Duncan,
The main reason for posting was that I have just re read Joshua Bovis’s article in the Briefing from December 2005 entitled ‘Scotland the Brave’. In the article he emphasises how spritually barren Scotland is compared to Sydney. I choked at that, I have not lived or ministred in Scotland, but I can say that there are faithful evangelical churches in most (if not all) the big towns of Scotland, some very famous gospel centred churches like St Georges Tron and Sandyford Henderson in Glasgow, Charlotte Chapel, Carubbers and Holyrood in Edinburgh and a whole reformed presbyterian (fully evangelical) denomination called the Free Church of Scotland. Scotland is not so dark as he paints.

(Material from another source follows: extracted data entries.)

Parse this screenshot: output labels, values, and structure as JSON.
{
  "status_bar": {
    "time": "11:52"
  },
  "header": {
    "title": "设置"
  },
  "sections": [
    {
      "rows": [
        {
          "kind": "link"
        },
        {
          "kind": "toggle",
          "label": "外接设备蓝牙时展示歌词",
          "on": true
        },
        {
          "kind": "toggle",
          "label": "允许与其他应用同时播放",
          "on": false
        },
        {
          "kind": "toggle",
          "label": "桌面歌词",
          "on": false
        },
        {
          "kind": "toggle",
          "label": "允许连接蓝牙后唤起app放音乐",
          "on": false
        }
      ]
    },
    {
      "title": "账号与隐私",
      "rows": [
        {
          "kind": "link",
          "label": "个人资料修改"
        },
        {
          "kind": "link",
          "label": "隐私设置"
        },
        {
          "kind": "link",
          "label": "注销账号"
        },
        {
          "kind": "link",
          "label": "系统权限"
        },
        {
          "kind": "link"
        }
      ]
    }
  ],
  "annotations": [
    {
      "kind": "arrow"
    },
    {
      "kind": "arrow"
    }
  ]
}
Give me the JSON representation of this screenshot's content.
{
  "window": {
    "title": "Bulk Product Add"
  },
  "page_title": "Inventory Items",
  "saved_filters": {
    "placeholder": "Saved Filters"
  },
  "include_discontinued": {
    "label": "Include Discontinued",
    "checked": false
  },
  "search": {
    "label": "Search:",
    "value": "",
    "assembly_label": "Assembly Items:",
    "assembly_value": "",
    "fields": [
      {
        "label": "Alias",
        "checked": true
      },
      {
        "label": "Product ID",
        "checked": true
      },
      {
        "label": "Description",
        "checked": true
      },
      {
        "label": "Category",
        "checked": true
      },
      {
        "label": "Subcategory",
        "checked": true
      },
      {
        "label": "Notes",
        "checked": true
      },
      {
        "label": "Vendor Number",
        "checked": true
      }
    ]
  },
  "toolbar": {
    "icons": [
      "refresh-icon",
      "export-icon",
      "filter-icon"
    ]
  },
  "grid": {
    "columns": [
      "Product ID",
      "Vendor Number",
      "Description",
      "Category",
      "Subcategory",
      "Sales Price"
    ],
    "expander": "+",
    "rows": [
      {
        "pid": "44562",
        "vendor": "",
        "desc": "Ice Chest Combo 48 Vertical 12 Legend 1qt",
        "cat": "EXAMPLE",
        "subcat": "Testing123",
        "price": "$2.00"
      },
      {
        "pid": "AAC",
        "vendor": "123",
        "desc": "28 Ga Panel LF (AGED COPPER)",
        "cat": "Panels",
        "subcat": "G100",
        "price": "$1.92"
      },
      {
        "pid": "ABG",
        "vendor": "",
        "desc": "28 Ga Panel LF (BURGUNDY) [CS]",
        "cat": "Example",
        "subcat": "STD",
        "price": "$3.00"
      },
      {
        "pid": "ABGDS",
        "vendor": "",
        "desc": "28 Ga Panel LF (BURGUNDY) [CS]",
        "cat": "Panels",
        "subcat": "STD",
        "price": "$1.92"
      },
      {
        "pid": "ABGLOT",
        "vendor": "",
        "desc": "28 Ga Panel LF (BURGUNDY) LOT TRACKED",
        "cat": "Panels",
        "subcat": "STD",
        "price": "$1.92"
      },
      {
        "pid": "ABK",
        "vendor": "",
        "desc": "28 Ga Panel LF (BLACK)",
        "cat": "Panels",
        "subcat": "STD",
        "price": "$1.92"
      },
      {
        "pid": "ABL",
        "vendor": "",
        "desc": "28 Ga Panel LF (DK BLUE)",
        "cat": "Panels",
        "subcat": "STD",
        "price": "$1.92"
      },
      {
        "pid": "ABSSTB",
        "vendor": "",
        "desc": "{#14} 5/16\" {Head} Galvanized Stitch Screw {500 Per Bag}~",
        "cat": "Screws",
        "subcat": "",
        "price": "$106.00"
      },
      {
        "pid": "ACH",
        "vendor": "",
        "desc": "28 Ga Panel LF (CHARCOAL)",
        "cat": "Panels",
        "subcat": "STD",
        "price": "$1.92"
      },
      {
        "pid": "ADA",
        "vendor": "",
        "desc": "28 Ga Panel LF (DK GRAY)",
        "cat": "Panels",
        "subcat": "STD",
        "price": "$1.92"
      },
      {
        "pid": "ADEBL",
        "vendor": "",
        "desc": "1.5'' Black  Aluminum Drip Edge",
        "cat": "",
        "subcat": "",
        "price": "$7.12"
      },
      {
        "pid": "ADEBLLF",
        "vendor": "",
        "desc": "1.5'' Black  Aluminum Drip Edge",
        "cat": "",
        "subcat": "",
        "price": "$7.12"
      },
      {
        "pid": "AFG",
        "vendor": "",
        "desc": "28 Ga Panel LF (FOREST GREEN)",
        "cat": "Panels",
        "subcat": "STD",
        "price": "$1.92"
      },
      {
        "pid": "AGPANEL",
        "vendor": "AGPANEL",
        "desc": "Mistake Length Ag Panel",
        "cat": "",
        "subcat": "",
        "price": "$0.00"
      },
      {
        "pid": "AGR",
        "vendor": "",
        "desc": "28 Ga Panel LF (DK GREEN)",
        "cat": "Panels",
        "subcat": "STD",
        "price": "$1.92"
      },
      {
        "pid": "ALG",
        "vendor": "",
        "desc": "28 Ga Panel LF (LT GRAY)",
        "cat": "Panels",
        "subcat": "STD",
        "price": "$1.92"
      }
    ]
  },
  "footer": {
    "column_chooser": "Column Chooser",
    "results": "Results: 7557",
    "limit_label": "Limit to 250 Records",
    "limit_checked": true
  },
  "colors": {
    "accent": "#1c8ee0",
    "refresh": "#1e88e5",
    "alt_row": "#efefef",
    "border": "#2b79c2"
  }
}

Just a few things. I agree with you about the Tron, Charlotte Chapel. In my article I was coming from the context of a Sydney Anglican serving within the Church of Scotland denomination. In this denomination it is very difficult for Evangelicals, and there were many towns that I was aware of where there appeared to be no evangelical witness. In fact in the Presbytery that I was in I could count the evangelicals on one hand. I think there is a difference between a city that has one, two or three Bible teaching churches and a city that has dozens of them.
The persecution that I faced from Liberals during my time there was quite painful. Evangelicals are not the dominant force within the Church of Scotland, though since I have left things have been improving, with Highland Theological College being given approval to train candidates for ordination and guys like Gordon Kennedy, Ian Watson, David Randall and Scott Kirkland were doing a very good work in Scotland. But they were not the majority. It is only in very recent times that the Evangelicals within the Church of Scotland have been able to organise themselves together in order to respond to issues that could damage the church. They formed a group called Forward Together and Evangelicals under its auspices acquittted themselves very well at General Assembly at 121 in 2006 when the issue of same sex partnerships came up.
Perhaps my view is rather subjective, but I found the context of Evangelicals in Sydney to be very different to that of where I was in Scotland. Yes, there are some good gems, and the Free are doing a good work, though they need to work at contextualising the gospel; and the independant church scene is also gaining ground. But my stance that Sydney Christians are spoiled compared to Evangelicals in Scotland remains.